A not-insignificant minority of 13% of Americans say they sometimes feel negatively about Britain because “it tried to prevent the United States from becoming independent”. 72% do not, and another 15% are “not sure”.
Interestingly, the feelings appear to be most common in the former colonies themselves. While only 9% of people in the West of America harbour the grudge, the number is twice that, or nearly one fifth (18%) of those in the Northeast, the region where New England and nine of the states that made up the Thirteen Colonies can be found.
It may not fully come as a surprise to people in Britain that this part of American history has such potency with some people there. Americans are known for their patriotism and observers need look no further than political rallies for the Tea Party movement to see evidence of how patriotism has become mixed up with Revolutionary Era imagery. The movement’s name itself is in homage to the Boston Tea Party, an event that was a catalyst in the American Revolutionary War and involved demonstrators dressed as American Indians dumping a shipment of tea into the Boston Harbour in protest of the 1773 Tea Act.

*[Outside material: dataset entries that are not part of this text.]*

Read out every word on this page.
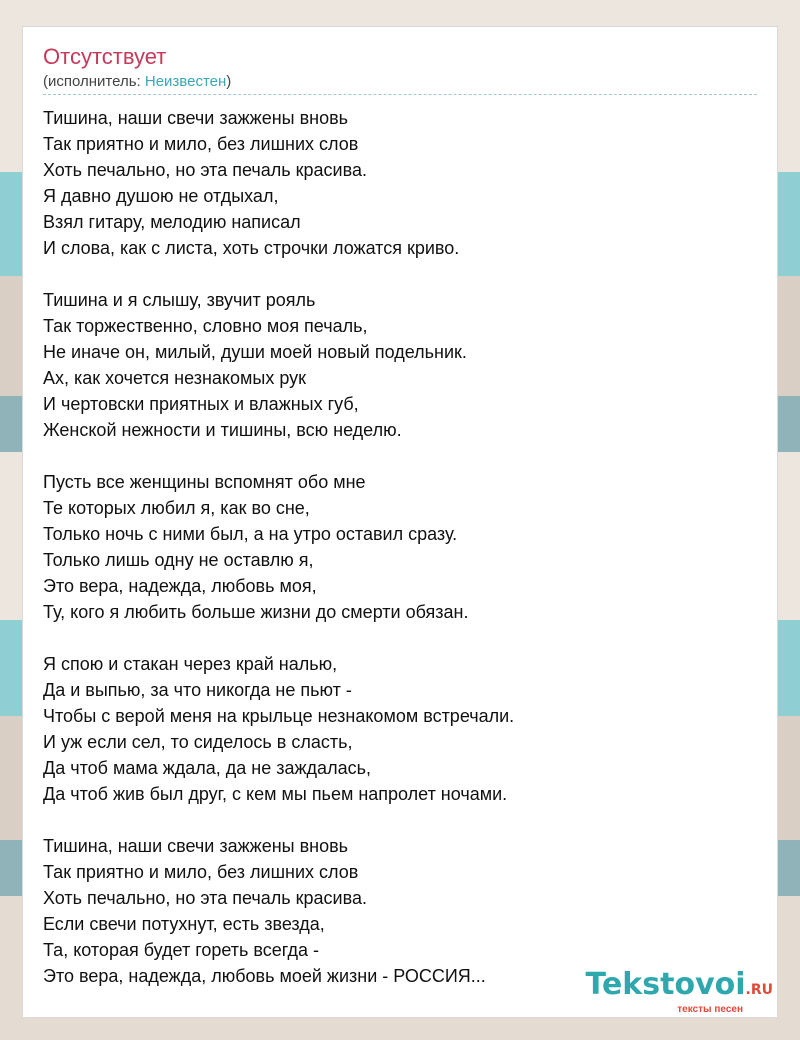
Отсутствует
(исполнитель: Неизвестен)
Тишина, наши свечи зажжены вновь
Так приятно и мило, без лишних слов
Хоть печально, но эта печаль красива.
Я давно душою не отдыхал,
Взял гитару, мелодию написал
И слова, как с листа, хоть строчки ложатся криво.
Тишина и я слышу, звучит рояль
Так торжественно, словно моя печаль,
Не иначе он, милый, души моей новый подельник.
Ах, как хочется незнакомых рук
И чертовски приятных и влажных губ,
Женской нежности и тишины, всю неделю.
Пусть все женщины вспомнят обо мне
Те которых любил я, как во сне,
Только ночь с ними был, а на утро оставил сразу.
Только лишь одну не оставлю я,
Это вера, надежда, любовь моя,
Ту, кого я любить больше жизни до смерти обязан.
Я спою и стакан через край налью,
Да и выпью, за что никогда не пьют -
Чтобы с верой меня на крыльце незнакомом встречали.
И уж если сел, то сиделось в сласть,
Да чтоб мама ждала, да не заждалась,
Да чтоб жив был друг, с кем мы пьем напролет ночами.
Тишина, наши свечи зажжены вновь
Так приятно и мило, без лишних слов
Хоть печально, но эта печаль красива.
Если свечи потухнут, есть звезда,
Та, которая будет гореть всегда -
Это вера, надежда, любовь моей жизни - РОССИЯ...	Tekstovoi.RU
тексты песен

Some 31% of Americans say they support the goals of the modern Tea Party movement, which advocates for lower taxes and limited government, although only 13% consider themselves a part of the movement. These core ‘Tea Partiers’ also appear far more likely to have hard feelings about the Revolutionary War than those who aren’t part of the movement.
Americans do tend to have a favourable impression of the British royal family, by 60-21%, although there is no desire to have one themselves. The idea of having a “ceremonial royal family, like the one in Britain” is rejected by an overwhelming margin (73-13%).